Working with clay was immediate and satisfying in a way that designing on the computer wasn’t.
He had his first solo show at renowned design gallery The Future Perfect in 2014 and is now one of the most prominent ceramicists in the collectible market in the United States. While he began his ceramics career making vessels, Roinestad recently introduced lighting to his collections and has ambitions to produce ceramic furniture and large-scale sculpture.
Relishing the contrast to working on a screen, Roinestad can take up to a month to produce each vessel. He works on four or five pieces at a time and likes to include hand-built parts in his work, as well as elements that are thrown on the wheel. He enjoys the challenge at every step. “The clay can be very temperamental as it dries,” he says. Has it been difficult adapting to a slower mode? “I’m very impatient, always trying to speed up the process, which doesn’t always end well,” he admits.
erstudiola.com
Some ceramicists relish the challenge of getting this unpredictable medium to do what they want in order to craft faultless sculptures. Others resist it and cherish clay’s erratic nature. Italian ceramicist Paola Paronetto is one such artist.
For a decade now, she has been making forms using a process involving corrugated cardboard and slip (liquid clay). She dips the cardboard into the clay and then builds the bottle or bowl forms by hand using the slip as an adhesive. When the piece is fired in the kiln, the paper burns away under the 2,012-degree Fahrenheit (1,100-°C) temperatures, leaving the clay frozen in position.
It is this element of chance that Paronetto loves. “Working on the wheel inevitably leads you to precise work, which is not what I want,” she explains. “I need to be free from that constraint.” The results are delicate vessels that, when placed in small sets, appear like a still life by painter Giorgio Morandi. Glazing—which ranges from the moodily monochrome to primary technicolors and the occasional flash of gold luster—boosts the appeal and collectibility of her works.
Born in 1965, Paronetto first took up ceramics at age 18. She “immediately felt the magic in it” and took a series of courses. Since then she has exhibited widely, including shows at the Triennale Design Museum in Milan and the Contemporary Ceramics Centre in London. Today she teaches at the Meridiana School of Ceramics near Florence.

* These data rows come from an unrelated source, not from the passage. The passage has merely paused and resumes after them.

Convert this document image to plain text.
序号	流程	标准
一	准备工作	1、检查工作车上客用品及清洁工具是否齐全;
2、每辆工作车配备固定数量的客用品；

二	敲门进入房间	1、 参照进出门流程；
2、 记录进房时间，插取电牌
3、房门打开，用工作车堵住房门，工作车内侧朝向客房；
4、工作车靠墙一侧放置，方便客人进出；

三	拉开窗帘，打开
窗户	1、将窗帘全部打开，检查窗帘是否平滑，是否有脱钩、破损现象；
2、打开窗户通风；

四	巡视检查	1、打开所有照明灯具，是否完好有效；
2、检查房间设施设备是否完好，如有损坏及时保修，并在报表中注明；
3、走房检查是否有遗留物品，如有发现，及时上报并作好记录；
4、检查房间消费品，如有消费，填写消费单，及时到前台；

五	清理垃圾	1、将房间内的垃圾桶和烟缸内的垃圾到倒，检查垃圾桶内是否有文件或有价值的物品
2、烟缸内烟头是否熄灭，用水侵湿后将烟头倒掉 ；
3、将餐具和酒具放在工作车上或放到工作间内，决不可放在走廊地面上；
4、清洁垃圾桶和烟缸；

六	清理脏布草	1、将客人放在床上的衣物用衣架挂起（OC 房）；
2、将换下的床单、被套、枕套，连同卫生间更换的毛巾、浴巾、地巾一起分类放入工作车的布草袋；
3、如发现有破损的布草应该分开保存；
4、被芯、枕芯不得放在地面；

What does she enjoy most about ceramics? “Clay is such a versatile medium,” she says. “I especially like the variety of possibilities it offers to convey a message in terms of both aesthetics and function.”
paola-paronetto.com
Pottery has traces in most ancient civilizations. Everyone from the Mayans to the Egyptians to the Greeks and the Romans used pottery to carry or store things in: grains, food, wine, and, of course, water. This heritage is something many of the current generation of ceramicists—however avant-garde their work—attempts to tap into.
New Mexico-based Jami Porter Lara, whose work has appeared in the Museum of Contemporary Art in Los Angeles, is one example. She produces clay versions of plastic water bottles inspired by Native American pottery traditions. In 2011 she was traveling on the US-Mexico border and noticed discarded water bottles in the same place where potsherds—fragments of ancient pottery once used by the Mogollan culture thousands of years before—could also be found. She then visited Mata Ortiz, the historic ceramics capital in Mexico, to learn the ancient techniques she still uses today.
“We learned to forage and prepare clay, build with coils, burnish with a stone, and reduction fire [reduce the available oxygen to change the clay’s texture] in a pit,” she explains. The earthenware clay she uses contains some ancient organisms: “It is partly because of these traces of carbon and iron that it fires to such an exquisite black.” Pottery is a way to commune with the past, which Porter Lara readily exploits. “To work with clay is to work with history,” she says.